Winslow Papers

About the Project

This site houses the electronic edition of the Winslow Family Papers, along with background information and links. The original Winslow manuscripts are located in the University of New Brunswick Archives and Special Collections. Consisting of over 3,600 items and 11,000 pages, the Papers cover the period from 1695 to 1866.

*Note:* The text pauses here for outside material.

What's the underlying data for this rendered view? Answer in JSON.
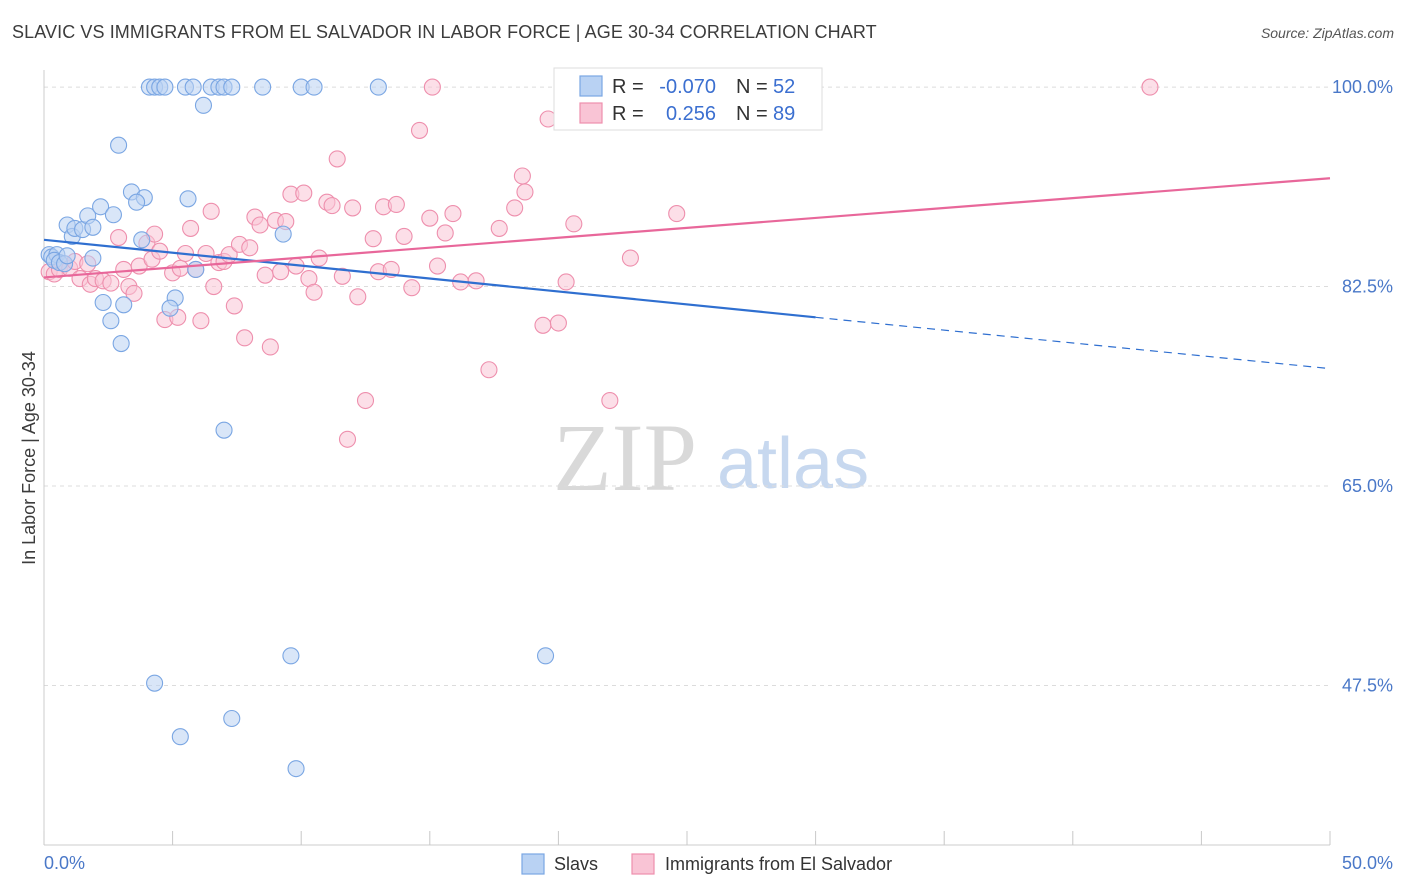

Ann Gorman Condon, a Loyalist scholar, to whom this site is dedicated, stated that "The Winslow Papers are the single most important collection of personal papers documenting the Loyalist experience in the American Revolution and the subsequent establishment of English Canada." She noted that the manuscripts can be appreciated at three different levels. First, they are "a gold mine" of information about the Loyalists from the outbreak of the Revolution to the establishment of New Brunswick. They document the attitudes of the Loyalists as refugees, "...a unique class of people whose uprooting and exposure to war gave them special sensitivities and fears." Not only do they offer a wide window on the attitudes of the elite Loyalists - their family relationships, their political and social values, their dreams and disappointments - but also on the experiences of the ordinary Loyalist refugees and the Aboriginal peoples, Acadians, New England Planters and British who had made New Brunswick their home before the Loyalists arrived. Second, the letters document the process whereby the Loyalists were able to create a stable, law-abiding society in a remarkably brief period of time. Finally, the letters are remarkable for their literary style. According to Ann Condon, they are "...breezy, dramatic, full of abbreviations, exaggerations and tall stories." They tell us much about the way that people communicated with each other over two hundred years ago.

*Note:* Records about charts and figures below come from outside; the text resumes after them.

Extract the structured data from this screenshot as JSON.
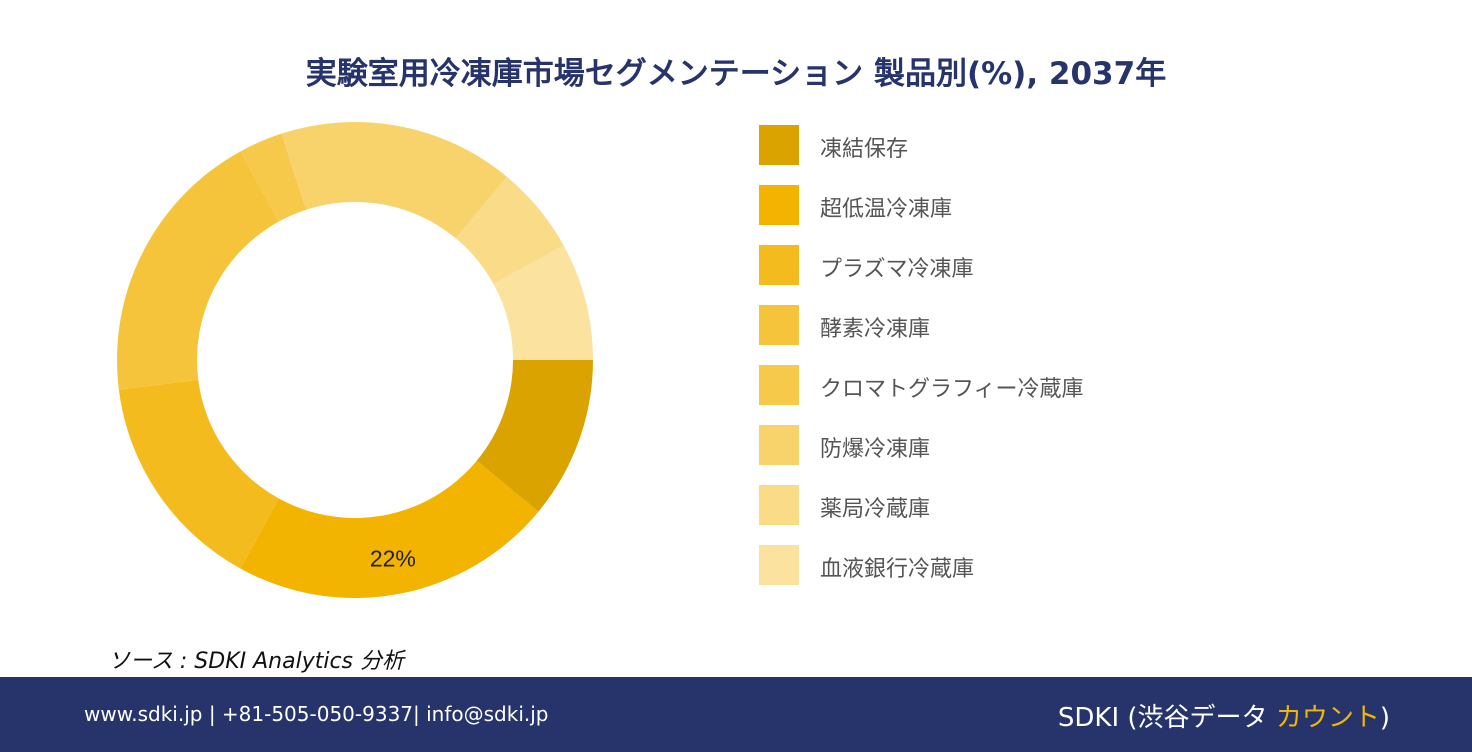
{
  "title": "実験室用冷凍庫市場セグメンテーション 製品別(%), 2037年",
  "source": "ソース : SDKI Analytics 分析",
  "footer": {
    "contact": "www.sdki.jp | +81-505-050-9337| info@sdki.jp",
    "brand_prefix": "SDKI (渋谷データ ",
    "brand_accent": "カウント",
    "brand_suffix": ")"
  },
  "colors": {
    "title": "#27336b",
    "footer_bg": "#27336b",
    "accent": "#f2b705"
  },
  "chart_data": {
    "type": "pie",
    "variant": "donut",
    "legend_position": "right",
    "categories": [
      "凍結保存",
      "超低温冷凍庫",
      "プラズマ冷凍庫",
      "酵素冷凍庫",
      "クロマトグラフィー冷蔵庫",
      "防爆冷凍庫",
      "薬局冷蔵庫",
      "血液銀行冷蔵庫"
    ],
    "values": [
      11,
      22,
      15,
      19,
      3,
      16,
      6,
      8
    ],
    "colors": [
      "#daa300",
      "#f2b400",
      "#f4bb1e",
      "#f6c43a",
      "#f7c94a",
      "#f8d36c",
      "#f9db88",
      "#fbe29e"
    ],
    "data_labels": [
      "",
      "22%",
      "",
      "",
      "",
      "",
      "",
      ""
    ]
  }
}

Ann foresaw in 1998, early in the life of the Internet, the value of an electronic edition in reaching a wide audience that might never have the opportunity to see the original manuscripts in Archives and Special Collections. She also anticipated that an electronic edition of the papers had the potential to serve as a model to bring together Loyalist history across the many institutions housing Loyalist papers and artifacts, thus, allowing the Loyalist experience to be studied as an integrated collection.

We are pleased to dedicate this site to the memory of Ann Gorman Condon who was a promoter of and friend to Archives and Special Collections and to the Electronic Text Centre and Loyalist scholar of long-standing.